Dr. Max Stadler (FDP):
Frau Präsidentin! Meine sehr geehrten Damen und Herren! Dieser Untersuchungsausschuss war notwendig, und er war erfolgreich. Wir haben zahlreiche neue Erkenntnisse zutage gefördert. Nur ein Untersuchungsausschuss konnte es leisten, die verschiedensten Vorgänge minutiös zu überprüfen. Aus Sicht der FDP kam er am Ende zu einem klaren Ergebnis. Dieses Ergebnis lautet: Nach dem 11. September 2001 sind leider auch in Deutschland wiederholt rechtsstaatliche Grundsätze bei der Gefahrenabwehr massiv verletzt worden. Der Grund hierfür liegt in einer Fehlentwicklung im Denken; denn die Bundesregierung war der Meinung, die Rechte Einzelner müssten hinter einer vermeintlichen Staatsräson zurücktreten. Das ist die Hauptursache all der Fälle, bei denen etwas schiefgelaufen ist und die wir untersucht haben.

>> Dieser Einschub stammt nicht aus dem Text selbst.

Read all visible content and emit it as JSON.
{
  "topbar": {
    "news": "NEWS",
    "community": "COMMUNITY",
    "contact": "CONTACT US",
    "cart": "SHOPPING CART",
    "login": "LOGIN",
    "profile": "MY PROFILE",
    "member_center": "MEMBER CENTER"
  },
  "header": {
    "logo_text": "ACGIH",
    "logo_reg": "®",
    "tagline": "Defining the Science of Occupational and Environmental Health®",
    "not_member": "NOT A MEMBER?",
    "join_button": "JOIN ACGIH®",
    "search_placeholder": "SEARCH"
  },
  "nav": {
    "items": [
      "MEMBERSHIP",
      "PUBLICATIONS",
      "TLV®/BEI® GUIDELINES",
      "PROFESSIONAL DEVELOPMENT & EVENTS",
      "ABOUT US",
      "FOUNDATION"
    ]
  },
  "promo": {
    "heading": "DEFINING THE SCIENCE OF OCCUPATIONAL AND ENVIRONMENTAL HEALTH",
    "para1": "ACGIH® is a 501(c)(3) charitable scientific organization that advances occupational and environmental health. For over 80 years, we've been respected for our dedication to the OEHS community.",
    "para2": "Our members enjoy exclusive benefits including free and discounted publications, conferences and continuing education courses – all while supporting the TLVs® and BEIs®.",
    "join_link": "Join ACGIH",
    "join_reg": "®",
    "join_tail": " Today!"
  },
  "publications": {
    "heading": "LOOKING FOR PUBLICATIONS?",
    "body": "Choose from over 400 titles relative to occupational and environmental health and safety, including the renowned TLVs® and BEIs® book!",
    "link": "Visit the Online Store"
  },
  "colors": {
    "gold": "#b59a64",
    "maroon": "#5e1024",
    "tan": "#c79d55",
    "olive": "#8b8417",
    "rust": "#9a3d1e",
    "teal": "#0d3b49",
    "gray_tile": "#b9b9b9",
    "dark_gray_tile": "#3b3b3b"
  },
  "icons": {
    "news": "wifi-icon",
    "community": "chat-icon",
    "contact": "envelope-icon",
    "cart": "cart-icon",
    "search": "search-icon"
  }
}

Heute gab es zu unserer Debatte eine gewisse Begleitmusik aus dem Bundesinnenministerium. Dort hat aufgrund terroristischer Bedrohungen eine Konferenz stattgefunden. Es ist richtig, dass sich die Sicherheitsbehörden darüber Gedanken machen. Es ging dort auch um die Beschaffung und Verarbeitung von Informationen. Das ist selbstverständlich eine Grundaufgabe der Sicherheitsbehörden. In einem Rechtsstaat müssen sich Nachrichtendienste und Polizei aber an die Regeln halten, die ihnen dieses Hohe Haus und die Verfassung vorgeben.
(Thomas Oppermann (SPD): Machen sie auch!)
Es darf keine Sicherheitspolitik zulasten der Grundrechte geben. Genau das mussten wir aber im Ausschuss feststellen.
(Beifall bei der FDP, der LINKEN und dem BÜNDNIS 90/DIE GRÜNEN - Thomas Oppermann (SPD): Wo denn?)
Die wesentlichen Ergebnisse nenne ich Ihnen gerne, Herr Kollege Oppermann.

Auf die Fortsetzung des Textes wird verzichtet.